The head of the International Monetary Fund promised campaigners yesterday that he would speed up the high profile debt relief package agreed by G7 leaders. Twenty poor countries will now see the benefits of reduced debt repayments by the end of this year.

To the delight of aid organisations and church groups, Horst Köhler added that he would like to see an even better package of debt reduction. But whether the IMF gesture will satisfy the protesters heading for Prague remains to be seen.

Mr Köhler and Gordon Brown met representatives from 30 groups, such as Jubilee 2000 and Comic Relief, in London. The new IMF chief gave them a personal commitment that his organisation would tackle the obstacles that have been delaying debt relief, and cut the interest payments that have been crippling some of the world's poorest countries.

Mali became the 10th country to qualify for reduced debt payments this week. The new IMF chief's promise means another 10 - Cameroon, Chad, Gambia, Guinea, Guinea-Bissau, Guyana, Malawi, Nicaragua, Rwanda and Zambia - should see big cuts in their interest payments to the governments of rich countries starting later this year.
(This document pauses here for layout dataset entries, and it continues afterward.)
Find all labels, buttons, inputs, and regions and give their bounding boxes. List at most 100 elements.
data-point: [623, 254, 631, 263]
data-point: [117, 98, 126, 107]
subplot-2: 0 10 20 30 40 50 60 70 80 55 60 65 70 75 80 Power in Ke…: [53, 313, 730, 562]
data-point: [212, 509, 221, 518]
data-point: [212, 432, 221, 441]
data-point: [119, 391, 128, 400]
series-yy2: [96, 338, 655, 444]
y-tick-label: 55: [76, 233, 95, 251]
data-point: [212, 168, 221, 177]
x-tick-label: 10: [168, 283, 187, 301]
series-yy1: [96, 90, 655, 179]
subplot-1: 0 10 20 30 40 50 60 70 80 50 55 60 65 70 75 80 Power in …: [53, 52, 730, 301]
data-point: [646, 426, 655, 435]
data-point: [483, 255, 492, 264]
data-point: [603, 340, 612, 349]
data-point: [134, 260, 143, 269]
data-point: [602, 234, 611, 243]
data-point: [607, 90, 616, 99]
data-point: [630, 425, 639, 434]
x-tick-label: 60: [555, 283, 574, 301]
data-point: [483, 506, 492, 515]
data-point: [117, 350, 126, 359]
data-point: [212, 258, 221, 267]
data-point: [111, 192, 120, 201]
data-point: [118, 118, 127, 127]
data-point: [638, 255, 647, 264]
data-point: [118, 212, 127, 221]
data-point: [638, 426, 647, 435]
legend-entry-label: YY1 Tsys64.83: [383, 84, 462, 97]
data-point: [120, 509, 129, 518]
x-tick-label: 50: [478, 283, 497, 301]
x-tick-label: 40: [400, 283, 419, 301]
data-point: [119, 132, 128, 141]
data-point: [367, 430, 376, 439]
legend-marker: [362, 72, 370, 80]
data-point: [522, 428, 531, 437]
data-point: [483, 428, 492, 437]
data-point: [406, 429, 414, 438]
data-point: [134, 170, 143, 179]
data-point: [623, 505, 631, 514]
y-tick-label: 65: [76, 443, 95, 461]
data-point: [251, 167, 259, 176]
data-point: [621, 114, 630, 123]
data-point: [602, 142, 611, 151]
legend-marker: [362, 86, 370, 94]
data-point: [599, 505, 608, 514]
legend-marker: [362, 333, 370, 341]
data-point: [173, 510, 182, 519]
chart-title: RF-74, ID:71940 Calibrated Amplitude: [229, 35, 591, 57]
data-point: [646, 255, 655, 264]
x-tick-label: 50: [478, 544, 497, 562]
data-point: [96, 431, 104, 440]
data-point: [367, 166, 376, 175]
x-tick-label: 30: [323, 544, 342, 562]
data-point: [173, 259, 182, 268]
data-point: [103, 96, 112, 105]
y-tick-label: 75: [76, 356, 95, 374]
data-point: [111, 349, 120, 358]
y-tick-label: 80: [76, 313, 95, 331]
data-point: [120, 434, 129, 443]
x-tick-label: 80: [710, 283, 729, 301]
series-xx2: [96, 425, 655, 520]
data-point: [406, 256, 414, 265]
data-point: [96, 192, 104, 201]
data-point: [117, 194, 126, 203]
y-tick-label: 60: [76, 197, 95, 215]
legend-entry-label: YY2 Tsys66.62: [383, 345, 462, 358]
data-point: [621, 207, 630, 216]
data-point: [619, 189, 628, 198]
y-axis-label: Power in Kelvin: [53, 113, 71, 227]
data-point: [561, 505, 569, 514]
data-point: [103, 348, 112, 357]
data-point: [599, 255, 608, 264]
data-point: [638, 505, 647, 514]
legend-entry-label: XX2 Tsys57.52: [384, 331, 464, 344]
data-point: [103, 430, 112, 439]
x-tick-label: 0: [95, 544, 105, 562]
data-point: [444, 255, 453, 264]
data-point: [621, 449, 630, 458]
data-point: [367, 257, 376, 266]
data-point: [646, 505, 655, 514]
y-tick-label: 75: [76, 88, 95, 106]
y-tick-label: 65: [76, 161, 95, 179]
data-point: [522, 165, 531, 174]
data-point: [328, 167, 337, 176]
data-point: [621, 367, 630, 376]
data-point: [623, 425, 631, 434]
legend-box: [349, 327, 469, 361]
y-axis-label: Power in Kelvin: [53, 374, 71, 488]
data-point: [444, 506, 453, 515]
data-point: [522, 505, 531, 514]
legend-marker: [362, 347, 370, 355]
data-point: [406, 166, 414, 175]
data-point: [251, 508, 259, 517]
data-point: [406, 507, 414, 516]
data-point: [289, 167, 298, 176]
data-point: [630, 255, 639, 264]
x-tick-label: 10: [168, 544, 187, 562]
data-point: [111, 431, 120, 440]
The campaigners attending the seminar emerged impressed. In particular, they welcomed the IMF chief's willingness to look at whether debt relief needed to go further. "I'm personally thinking we could - we should - go a step further in debt relief, an even bolder step," he told the meeting.

Justin Forsyth, Oxfam's policy director, said: "He set out a quite radical vision which was exciting and a little surprising."

Jubilee 2000 agreed the meeting had been encouraging. Adrian Lovett, its Deputy Director, said: "Mr Köhler seems to be willing to tackle some of the obstacles slowing down the delivery of debt cancellation. That's a good start."

The Chancellor said: "There is a new energy, a new dynamism, being brought to the solution of these once seemingly intractable problems."

Much of the credit for the existence of the debt relief package, known as the highly indebted poor countries initiative, belongs to Mr Brown. The Chancellor cajoled and bullied other G7 countries into agreeing to write-off $100bn of debt owed by the poorest nations.

Debt relief has become the symbol of whether the rich countries and organisations like the IMF are sincere about making the global economy work for the poor. According to a UN estimate, the poorest countries pay their creditors a total of $60m a day.